1. I wrote that getting the best out of the D800e would take the best technique (and glass) you can muster.
Several people took exception to this. They seemed to feel that you DIDN'T need to be exceptionally careful to get good shots. They are correct. You DO need to be exceptionally careful to get out of the camera all that it is prepared to give.
2. I wrote a satiric piece that suggested that if you were a raw hack, you really didn't need a D800 or D800e. I then went on in the same blog post to outline some of the things that were critical in getting the most out of the camera, including any kind of camera blur or focus issues with examples from my own medium format work. Some readers enjoyed the satire, some did not. Some missed it altogether, and to those readers I regret their limitations and urge them to read other blogs.
3. My last blog entry, which showed comparisons to work shot last week with the D800e and compared to very similar shots done with a Mamiya 645 / P25 digital back just a year ago. In general, the D800e shots were more vibrant, more alive, but had focus issues that while passable are not what I wanted.
Today I encountered a Nikon Technical Guide to the D800/800e. Here's a link to it: Nikon's Technical Guide . I consider this less a technical guide that a Good Practices guide. And guess what? Every issue it addresses is found in my blog entries about this camera.

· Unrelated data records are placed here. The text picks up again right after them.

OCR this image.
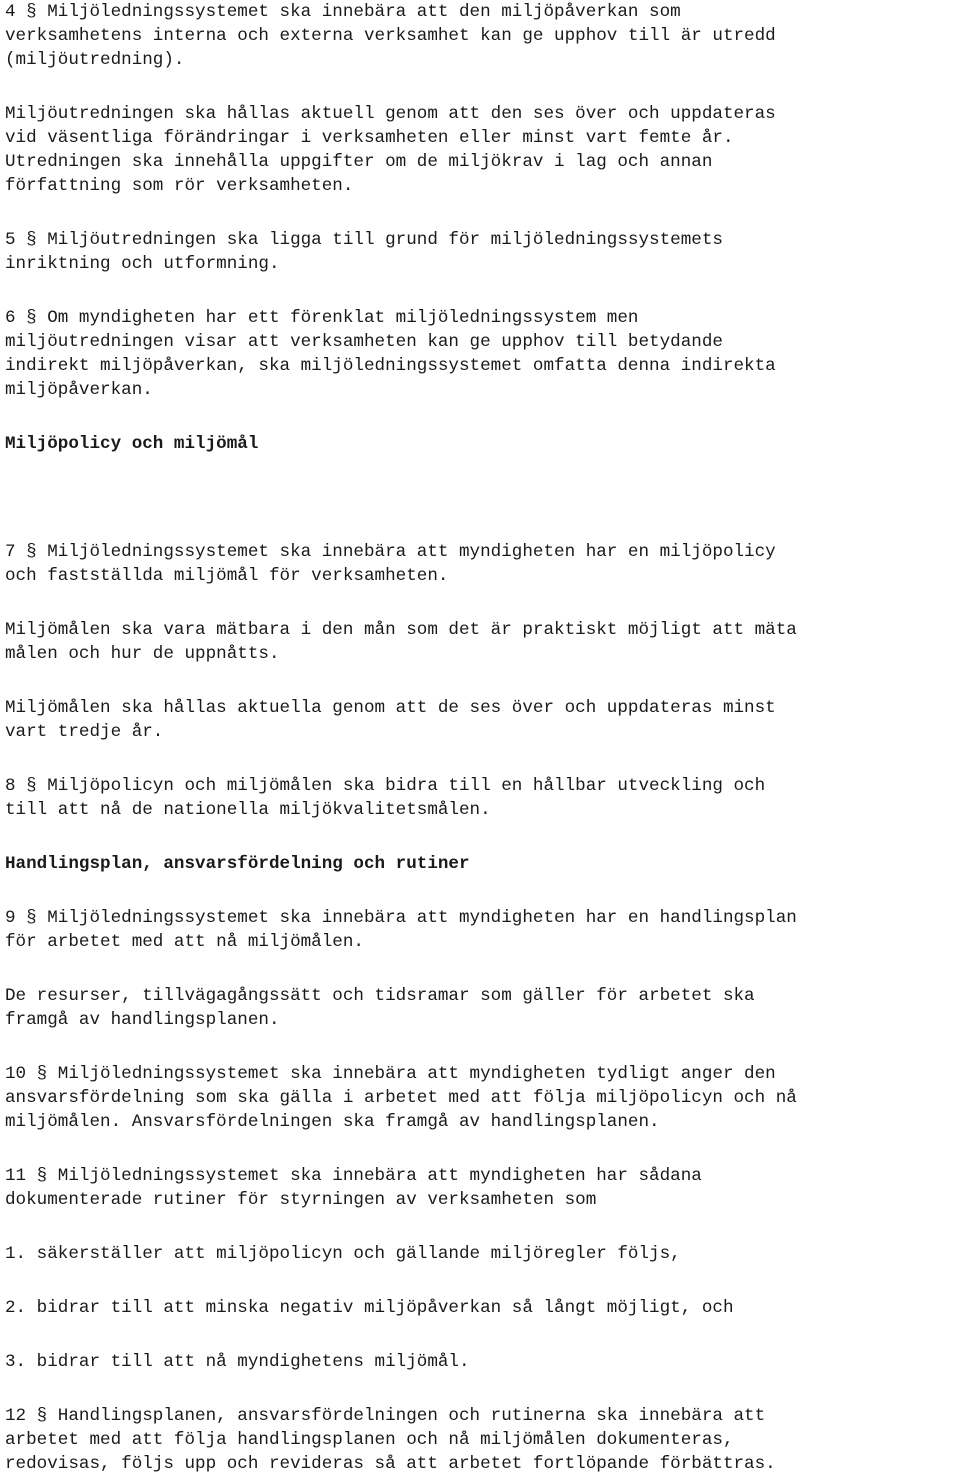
4 § Miljöledningssystemet ska innebära att den miljöpåverkan som
verksamhetens interna och externa verksamhet kan ge upphov till är utredd
(miljöutredning).
Miljöutredningen ska hållas aktuell genom att den ses över och uppdateras
vid väsentliga förändringar i verksamheten eller minst vart femte år.
Utredningen ska innehålla uppgifter om de miljökrav i lag och annan
författning som rör verksamheten.
5 § Miljöutredningen ska ligga till grund för miljöledningssystemets
inriktning och utformning.
6 § Om myndigheten har ett förenklat miljöledningssystem men
miljöutredningen visar att verksamheten kan ge upphov till betydande
indirekt miljöpåverkan, ska miljöledningssystemet omfatta denna indirekta
miljöpåverkan.
Miljöpolicy och miljömål
7 § Miljöledningssystemet ska innebära att myndigheten har en miljöpolicy
och fastställda miljömål för verksamheten.
Miljömålen ska vara mätbara i den mån som det är praktiskt möjligt att mäta
målen och hur de uppnåtts.
Miljömålen ska hållas aktuella genom att de ses över och uppdateras minst
vart tredje år.
8 § Miljöpolicyn och miljömålen ska bidra till en hållbar utveckling och
till att nå de nationella miljökvalitetsmålen.
Handlingsplan, ansvarsfördelning och rutiner
9 § Miljöledningssystemet ska innebära att myndigheten har en handlingsplan
för arbetet med att nå miljömålen.
De resurser, tillvägagångssätt och tidsramar som gäller för arbetet ska
framgå av handlingsplanen.
10 § Miljöledningssystemet ska innebära att myndigheten tydligt anger den
ansvarsfördelning som ska gälla i arbetet med att följa miljöpolicyn och nå
miljömålen. Ansvarsfördelningen ska framgå av handlingsplanen.
11 § Miljöledningssystemet ska innebära att myndigheten har sådana
dokumenterade rutiner för styrningen av verksamheten som
1. säkerställer att miljöpolicyn och gällande miljöregler följs,
2. bidrar till att minska negativ miljöpåverkan så långt möjligt, och
3. bidrar till att nå myndighetens miljömål.
12 § Handlingsplanen, ansvarsfördelningen och rutinerna ska innebära att
arbetet med att följa handlingsplanen och nå miljömålen dokumenteras,
redovisas, följs upp och revideras så att arbetet fortlöpande förbättras.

I can say "nyaah, nyaah, nyaah," or I can be polite and suggest only that readers wanting to get the most from this remarkable machine should download the PDF and study it. I certainly will be.
Bottom line: do your homework, work hard, and you may, just may take photos that live up to your aspirations. That's my wish for you -- and for me!
Life's an adventure -- which means it isn't always fun, comfy, or easy. I encourage everyone to be willing to get wet and skeeter-bit once in a while on the way to some worthy goal.